Quando eu era criança – uau, faz tempo – usava-se a expressão “fazer artes” para explicar que o garoto era levado, bagunceiro e irrequieto. Tive vizinhos que eram exemplos impecáveis de meninos arteiros, viviam de joelhos ralados e equimoses por todo o corpo, de tanto cair, esbarrar e se acidentar. Um deles – o Naldo, nunca esquecerei dele – quebrou a cabeça tantas vezes que as enfermeiras do pronto-socorro para onde a mãe o carregava nessas horas já faziam piada. Nem poste escapava da cabeça do Naldo.

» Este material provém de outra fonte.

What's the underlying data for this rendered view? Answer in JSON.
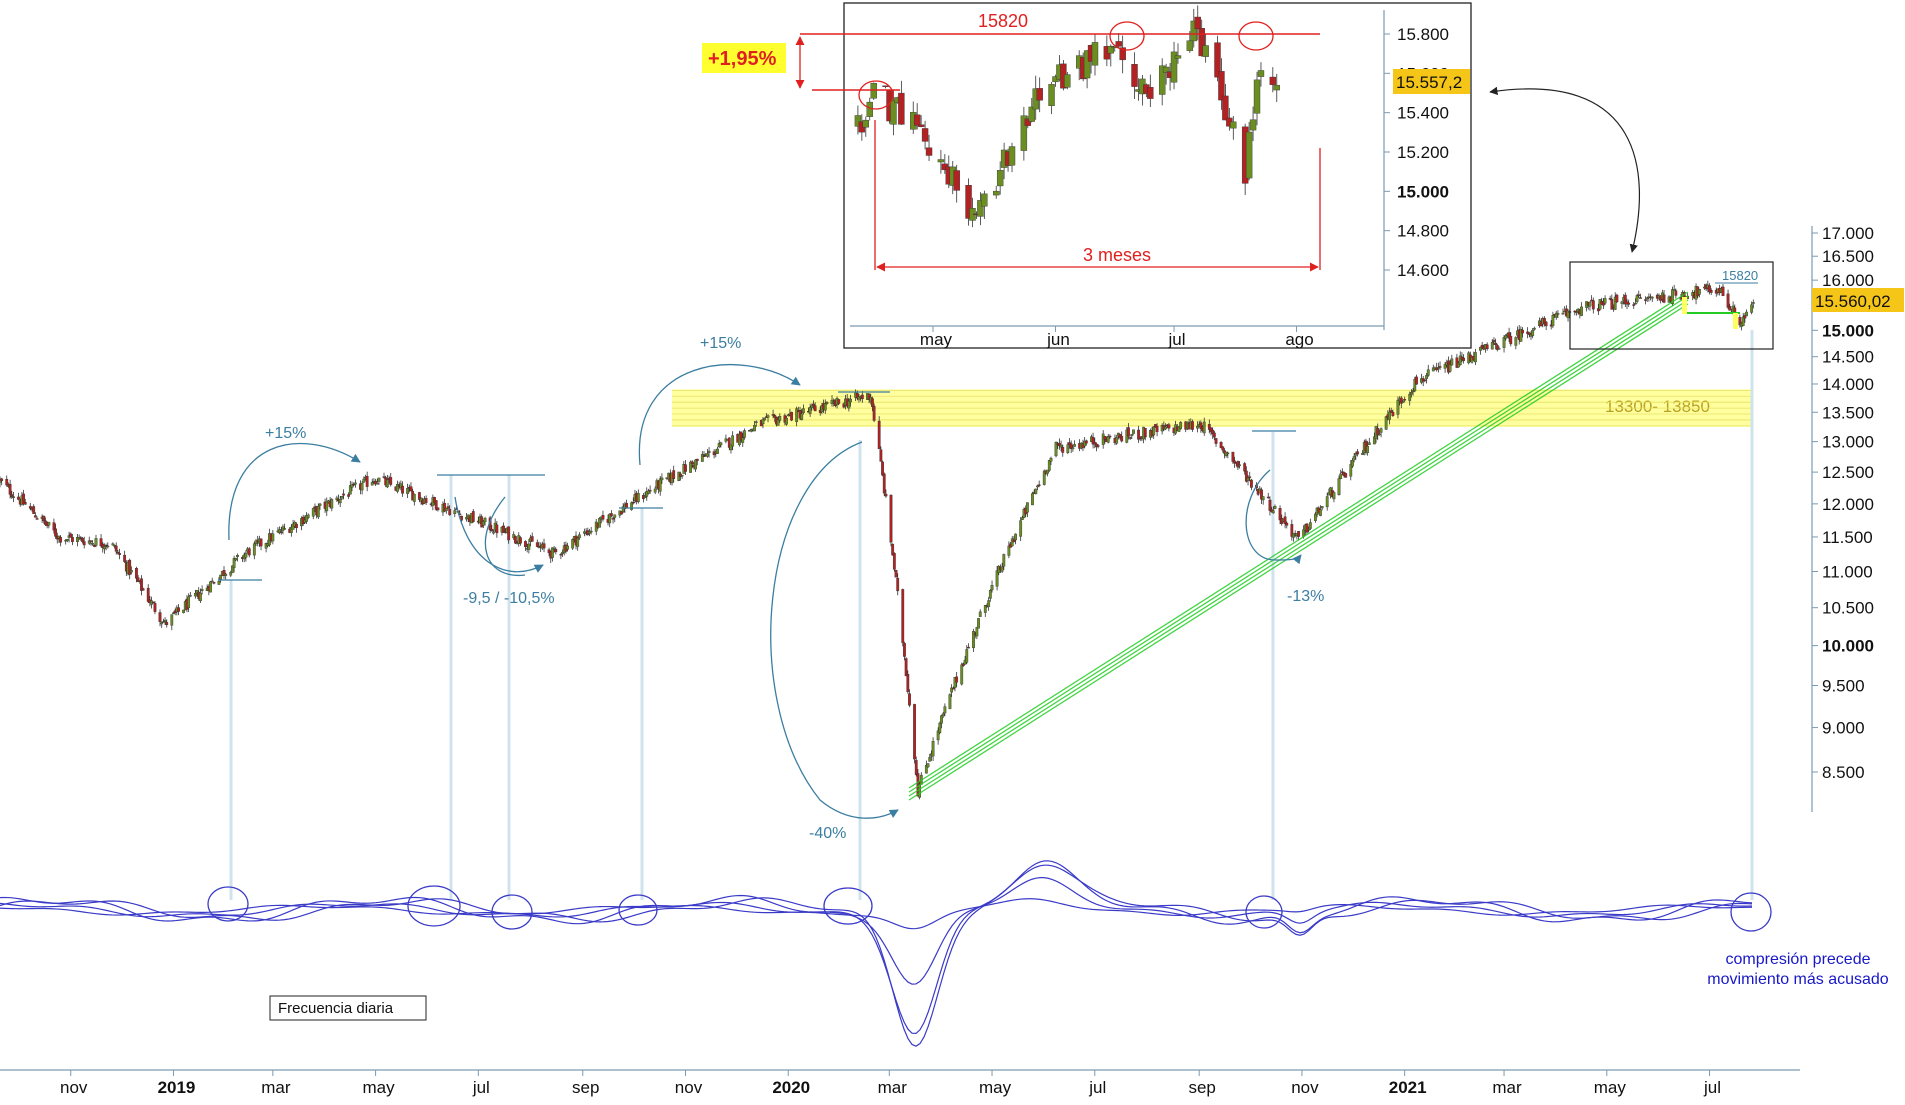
{
  "chart_data": [
    {
      "type": "candlestick",
      "y_axis": {
        "ticks": [
          8500,
          9000,
          9500,
          10000,
          10500,
          11000,
          11500,
          12000,
          12500,
          13000,
          13500,
          14000,
          14500,
          15000,
          15500,
          16000,
          16500,
          17000
        ],
        "labels": [
          "8.500",
          "9.000",
          "9.500",
          "10.000",
          "10.500",
          "11.000",
          "11.500",
          "12.000",
          "12.500",
          "13.000",
          "13.500",
          "14.000",
          "14.500",
          "15.000",
          "15.500",
          "16.000",
          "16.500",
          "17.000"
        ],
        "bold": [
          "10.000",
          "15.000"
        ],
        "scale": "log"
      },
      "x_axis": {
        "ticks": [
          {
            "date": "2018-11",
            "label": "nov",
            "bold": false
          },
          {
            "date": "2019-01",
            "label": "2019",
            "bold": true
          },
          {
            "date": "2019-03",
            "label": "mar",
            "bold": false
          },
          {
            "date": "2019-05",
            "label": "may",
            "bold": false
          },
          {
            "date": "2019-07",
            "label": "jul",
            "bold": false
          },
          {
            "date": "2019-09",
            "label": "sep",
            "bold": false
          },
          {
            "date": "2019-11",
            "label": "nov",
            "bold": false
          },
          {
            "date": "2020-01",
            "label": "2020",
            "bold": true
          },
          {
            "date": "2020-03",
            "label": "mar",
            "bold": false
          },
          {
            "date": "2020-05",
            "label": "may",
            "bold": false
          },
          {
            "date": "2020-07",
            "label": "jul",
            "bold": false
          },
          {
            "date": "2020-09",
            "label": "sep",
            "bold": false
          },
          {
            "date": "2020-11",
            "label": "nov",
            "bold": false
          },
          {
            "date": "2021-01",
            "label": "2021",
            "bold": true
          },
          {
            "date": "2021-03",
            "label": "mar",
            "bold": false
          },
          {
            "date": "2021-05",
            "label": "may",
            "bold": false
          },
          {
            "date": "2021-07",
            "label": "jul",
            "bold": false
          }
        ]
      },
      "last_price_label": "15.560,02",
      "last_price": 15560.02,
      "key_prices": [
        {
          "date": "2018-12-27",
          "price": 10280
        },
        {
          "date": "2019-02-15",
          "price": 11300
        },
        {
          "date": "2019-04-30",
          "price": 12400
        },
        {
          "date": "2019-08-15",
          "price": 11250
        },
        {
          "date": "2019-12-15",
          "price": 13300
        },
        {
          "date": "2020-02-19",
          "price": 13800
        },
        {
          "date": "2020-03-18",
          "price": 8300
        },
        {
          "date": "2020-06-08",
          "price": 12900
        },
        {
          "date": "2020-09-02",
          "price": 13300
        },
        {
          "date": "2020-10-30",
          "price": 11450
        },
        {
          "date": "2021-01-08",
          "price": 14050
        },
        {
          "date": "2021-04-16",
          "price": 15450
        },
        {
          "date": "2021-07-07",
          "price": 15820
        },
        {
          "date": "2021-07-19",
          "price": 15130
        },
        {
          "date": "2021-07-27",
          "price": 15560
        }
      ],
      "resistance_zone": {
        "label": "13300- 13850",
        "low": 13300,
        "high": 13850
      },
      "annotations": {
        "up1": "+15%",
        "down1": "-9,5 / -10,5%",
        "up2": "+15%",
        "crash": "-40%",
        "down2": "-13%",
        "box_label": "15820",
        "indicator_note_line1": "compresión precede",
        "indicator_note_line2": "movimiento más acusado",
        "frequency": "Frecuencia diaria"
      },
      "colors": {
        "up_candle": "#6b8e23",
        "down_candle": "#b22222",
        "zone": "#ffff80",
        "trendline": "#22cc22",
        "annotation": "#3b7ea1",
        "oscillator": "#3a3ac8",
        "last_price_bg": "#f5c518"
      }
    },
    {
      "type": "candlestick",
      "inset": true,
      "y_axis": {
        "ticks": [
          14600,
          14800,
          15000,
          15200,
          15400,
          15600,
          15800
        ],
        "labels": [
          "14.600",
          "14.800",
          "15.000",
          "15.200",
          "15.400",
          "15.600",
          "15.800"
        ],
        "bold": [
          "15.000"
        ]
      },
      "x_axis": {
        "labels": [
          "may",
          "jun",
          "jul",
          "ago"
        ]
      },
      "last_price_label": "15.557,2",
      "last_price": 15557.2,
      "resistance_label": "15820",
      "resistance": 15820,
      "pct_label": "+1,95%",
      "duration_label": "3 meses",
      "key_prices": [
        {
          "date": "2021-04-16",
          "price": 15500
        },
        {
          "date": "2021-04-28",
          "price": 15300
        },
        {
          "date": "2021-05-12",
          "price": 14850
        },
        {
          "date": "2021-05-26",
          "price": 15450
        },
        {
          "date": "2021-06-16",
          "price": 15780
        },
        {
          "date": "2021-06-21",
          "price": 15450
        },
        {
          "date": "2021-07-07",
          "price": 15820
        },
        {
          "date": "2021-07-19",
          "price": 15100
        },
        {
          "date": "2021-07-23",
          "price": 15650
        },
        {
          "date": "2021-07-27",
          "price": 15557
        }
      ]
    }
  ]
}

Mas além desses arteiros, existem outros, não mais crianças, que fazem artes com a pretensão de fazer Arte. É difícil distinguir, às vezes, se o que vemos é uma instalação ou uma impostura, um quadro ou o ato impulsivo de um autista em crise.
Não tenho absolutamente nada contra arte conceitual, abstrata, obras contemporâneas realizadas por gente que sabe o que está fazendo e é capaz de, mesmo usando material nada nobre, apresentar coisas novas, emocionantes ou que nos faça refletir pelo valor estético e pela criatividade. Tem que haver ao menos um material, uma forma ou fragmento de forma, uma cor, uma sugestão qualquer que desperte interesse e dê vontade de contemplar, nem que seja pelo fato de contrariar o que nossa noção de arte considera como tal.
Um dos exemplos mais conhecidos desse tipo de artista é o trabalho pop dos grafiteiros, imagens dinâmicas, coloridas, festivas ou não para os olhos. Tenho visto verdadeiras obras de Arte maiúscula espalhadas por aí, longe da proteção dos museus, assinadas por ilustres desconhecidos que no entanto bem mereciam o reconhecimento da Cultura oficial. É claro que entre eles também existem os bicões, o que é fácil de explicar. E nem falo dos pichadores de fachadas, que não passam de uma triste praga da cidade.
Pior é o cara que tem acesso a uma exposição séria e, infiltrado entre artistas respeitáveis, deixa lá um trabalho inexpressivo e vazio de significado. Já demorei três vezes mais diante de uma instalação ou pintura que não me dizia nada, do que diante de uma obra de Vick Muniz ou Van Gogh. Tudo para evitar ser injusta com algum gênio incompreendido, querendo captar que coisa ou coisas estaria ele querendo dizer com aquele montinho de folhas rasgadas ou sacos plásticos iguais aos que a gente atira todo dia lixeira abaixo e que, por si mesmos, nada mais dizem do que... lixo. É preciso um gancho, uma referência, um cenário, algo que estabeleça um estado de coisas, um desequilíbrio, um incômodo, contraste ou harmonia dignos de atenção. Arte pressupõe interseção de diferenças, o reconhecimento de alguma coisa que nos tire da mesmice. A sensação de estar sendo enganado paira no ar sobre certas obras – vá lá – de arte. Acontece que arte sem expressão parece uma contradição em termos.
Talvez o que mais motive alguém a lutar contra o impulso de virar as costas a esses supostos artistas seja a lembrança de que também Van Gogh foi rejeitado por seus contemporâneos, a ponto de não ter conseguido vender um único quadro enquanto estava vivo. Mas consola reconhecer que o holandês fez bem mais que rasgar umas folhas em branco ou juntar resíduos em sacos de supermercado, estabelecimento desconhecido no tempo dele.